Look at the numbers: a total of 18,651 people applied for asylum in Ireland in 2024, an enormous jump on the 13,264 who applied in 2023. According to official figures, in 3,888 cases, asylum was granted. (Most of those whose are refused then appeal that decision).
So if 40% of those 3,888 persons, on average, seek to enforce the right of family members to join them, then that’s 1,555 persons looking to expand their right to asylum accommodation and services to, we are told, an average of 2.5 additional family members.
That means the 1,555 persons granted asylum can cause the number of persons actually permitted to stay to soar to 5,442 persons under family reunification. For that cohort, then, the numbers involved more than triple.
And overall, the numbers of persons who will actually allowed under the law to come and live here and avail of asylum services therefore will likely double from 3,888 to 7,775.
Of course, as the percentage of successful applications also seeking family reunification increases, those numbers will also increase – and that’s certainly the current trend.

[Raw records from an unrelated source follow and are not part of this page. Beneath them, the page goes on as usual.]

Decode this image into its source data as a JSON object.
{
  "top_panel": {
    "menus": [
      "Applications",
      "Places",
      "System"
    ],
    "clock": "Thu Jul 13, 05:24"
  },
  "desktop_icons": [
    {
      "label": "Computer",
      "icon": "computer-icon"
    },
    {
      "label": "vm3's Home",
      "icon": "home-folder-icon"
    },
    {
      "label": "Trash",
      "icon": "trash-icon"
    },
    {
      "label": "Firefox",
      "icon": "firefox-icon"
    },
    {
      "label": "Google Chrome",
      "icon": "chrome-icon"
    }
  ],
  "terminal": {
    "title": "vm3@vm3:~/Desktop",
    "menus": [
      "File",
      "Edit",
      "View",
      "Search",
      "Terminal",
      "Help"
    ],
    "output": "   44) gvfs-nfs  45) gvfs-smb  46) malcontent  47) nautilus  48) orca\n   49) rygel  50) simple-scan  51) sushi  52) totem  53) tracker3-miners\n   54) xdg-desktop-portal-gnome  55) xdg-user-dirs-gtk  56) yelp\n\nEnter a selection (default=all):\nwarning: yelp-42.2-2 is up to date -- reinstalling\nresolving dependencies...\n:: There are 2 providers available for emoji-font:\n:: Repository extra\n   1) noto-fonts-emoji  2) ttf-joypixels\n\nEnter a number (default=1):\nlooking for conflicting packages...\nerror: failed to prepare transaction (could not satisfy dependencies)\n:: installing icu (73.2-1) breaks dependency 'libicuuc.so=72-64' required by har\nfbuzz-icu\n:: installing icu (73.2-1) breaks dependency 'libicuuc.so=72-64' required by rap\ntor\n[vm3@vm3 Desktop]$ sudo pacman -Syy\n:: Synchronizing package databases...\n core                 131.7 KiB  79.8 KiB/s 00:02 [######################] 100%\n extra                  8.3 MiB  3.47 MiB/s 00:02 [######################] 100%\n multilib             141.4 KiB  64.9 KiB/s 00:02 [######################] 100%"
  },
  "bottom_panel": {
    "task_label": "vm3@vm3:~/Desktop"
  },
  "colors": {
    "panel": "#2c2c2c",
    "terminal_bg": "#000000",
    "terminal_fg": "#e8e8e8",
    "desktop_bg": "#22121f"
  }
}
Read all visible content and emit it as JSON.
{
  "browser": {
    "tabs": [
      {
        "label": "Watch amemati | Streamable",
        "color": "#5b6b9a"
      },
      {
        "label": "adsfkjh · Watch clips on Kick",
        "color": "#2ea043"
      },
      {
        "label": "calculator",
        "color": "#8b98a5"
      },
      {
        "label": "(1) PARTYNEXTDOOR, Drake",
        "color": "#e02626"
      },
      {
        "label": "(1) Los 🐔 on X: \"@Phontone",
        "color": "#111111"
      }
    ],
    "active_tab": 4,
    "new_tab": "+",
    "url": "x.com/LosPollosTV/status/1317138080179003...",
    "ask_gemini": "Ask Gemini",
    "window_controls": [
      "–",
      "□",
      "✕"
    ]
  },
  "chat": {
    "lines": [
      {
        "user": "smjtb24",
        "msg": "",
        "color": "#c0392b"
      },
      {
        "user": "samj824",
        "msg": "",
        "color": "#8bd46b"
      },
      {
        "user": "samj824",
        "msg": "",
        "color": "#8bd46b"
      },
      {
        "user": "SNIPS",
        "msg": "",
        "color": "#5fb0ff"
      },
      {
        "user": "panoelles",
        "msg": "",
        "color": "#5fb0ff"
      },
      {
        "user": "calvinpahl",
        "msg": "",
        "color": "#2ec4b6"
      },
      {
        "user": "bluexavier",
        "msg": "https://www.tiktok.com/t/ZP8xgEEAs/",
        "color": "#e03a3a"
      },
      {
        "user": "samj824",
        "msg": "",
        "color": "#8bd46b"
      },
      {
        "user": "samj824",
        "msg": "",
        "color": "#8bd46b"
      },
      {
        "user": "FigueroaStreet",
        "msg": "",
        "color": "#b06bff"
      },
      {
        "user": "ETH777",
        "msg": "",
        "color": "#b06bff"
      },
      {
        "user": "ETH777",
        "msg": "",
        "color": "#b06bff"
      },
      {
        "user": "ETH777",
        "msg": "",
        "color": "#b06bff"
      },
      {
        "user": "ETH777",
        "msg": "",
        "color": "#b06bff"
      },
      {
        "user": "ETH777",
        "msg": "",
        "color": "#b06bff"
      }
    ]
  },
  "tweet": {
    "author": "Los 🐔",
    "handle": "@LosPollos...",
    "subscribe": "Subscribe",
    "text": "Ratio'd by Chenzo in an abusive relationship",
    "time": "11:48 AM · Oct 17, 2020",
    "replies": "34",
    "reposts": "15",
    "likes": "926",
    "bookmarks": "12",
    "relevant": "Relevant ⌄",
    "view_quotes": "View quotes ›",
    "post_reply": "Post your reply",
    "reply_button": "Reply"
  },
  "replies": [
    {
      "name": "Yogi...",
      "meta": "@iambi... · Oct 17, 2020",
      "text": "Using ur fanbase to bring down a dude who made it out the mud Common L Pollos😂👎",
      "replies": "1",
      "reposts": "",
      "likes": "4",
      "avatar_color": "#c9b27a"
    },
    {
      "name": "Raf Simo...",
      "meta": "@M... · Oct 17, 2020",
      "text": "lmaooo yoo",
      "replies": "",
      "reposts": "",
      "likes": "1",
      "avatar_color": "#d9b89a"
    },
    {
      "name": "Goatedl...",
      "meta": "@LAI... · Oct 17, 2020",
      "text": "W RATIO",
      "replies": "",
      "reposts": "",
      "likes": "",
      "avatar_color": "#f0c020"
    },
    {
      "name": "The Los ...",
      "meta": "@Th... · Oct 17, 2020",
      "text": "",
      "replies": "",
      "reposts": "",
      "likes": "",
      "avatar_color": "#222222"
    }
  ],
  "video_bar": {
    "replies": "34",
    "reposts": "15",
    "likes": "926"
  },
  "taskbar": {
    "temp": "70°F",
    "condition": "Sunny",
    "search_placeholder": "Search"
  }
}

That’s how family reunification can dramatically increase the number of asylum seekers. And that’s before we even get to investigating how many asylum applications are being successfully made where the person has no identifying documentation – with obvious repercussions for deciding what family members can come to live here and avail of health care and other services in a country where provision of said services are very, very stretched.
The International Protection Act 2015 defines a member of the family as a spouse, a civil partner, children, and parents, but it has been applied in the Irish courts more broadly to include grandchildren and even wards.
In 2020, the Supreme Court ruled that two refugees who became Irish citizens were entitled to seek enhanced family reunification rights under the Refugee Act 1996, which had been replaced by the International Protection Act 2015, which narrowed family reunification rights.
In his ruling, Mr Justice John MacMenamin found that the fact that two women, from Somalia and Uzbekistan, became Irish citizens did not deprive them of the right to apply for family reunification.
Mr Justice MacMenamin said that the Somali woman had been granted refugee status in 2008, and that prior to becoming an Irish citizen in 2013, she had got permission for her children, her mother and her wards to join her in this country.
After re-establishing contact with her husband in late 2016, she sought family reunification in respect of him under the 1996 Act but was refused on grounds of her Irish citizenship.
The second woman, aged in her 40s, got refugee status here in 2009 and citizenship in 2012 but was refused family reunification rights under section 18 for her eldest daughter and two grandchildren due to her citizenship, the Irish Times reported.
The same sort of multiplier effect, of course, would apply if the campaign to allow a relaxation of the rules around family reunification for those here on work permits was successful: doubling, tripling, quadrupling or more the number of people looking for housing, schools, and services. It would be an incredibly foolish and reckless policy but that seems to be the path the authorities are on at the moment, whatever the consequences.
It is entirely understandable that families wish to be together – and that our instinct is to assist them to do so if possible. But there’s a growing gap between what we’d like to do and what we can do. We may not get a warm, virtuous feeling from pointing out that we are at our limit in terms of how many people we can provide for, especially when it comes to housing and essential services. But at least that would be an honest admission, for ourselves and those coming here.
In the meantime, Irish young people are emigrating in droves. They have no enforceable right to family reunification if this country’s policies have made it impossible for them to live here and to raise a family. Paddy last in our own country as ever.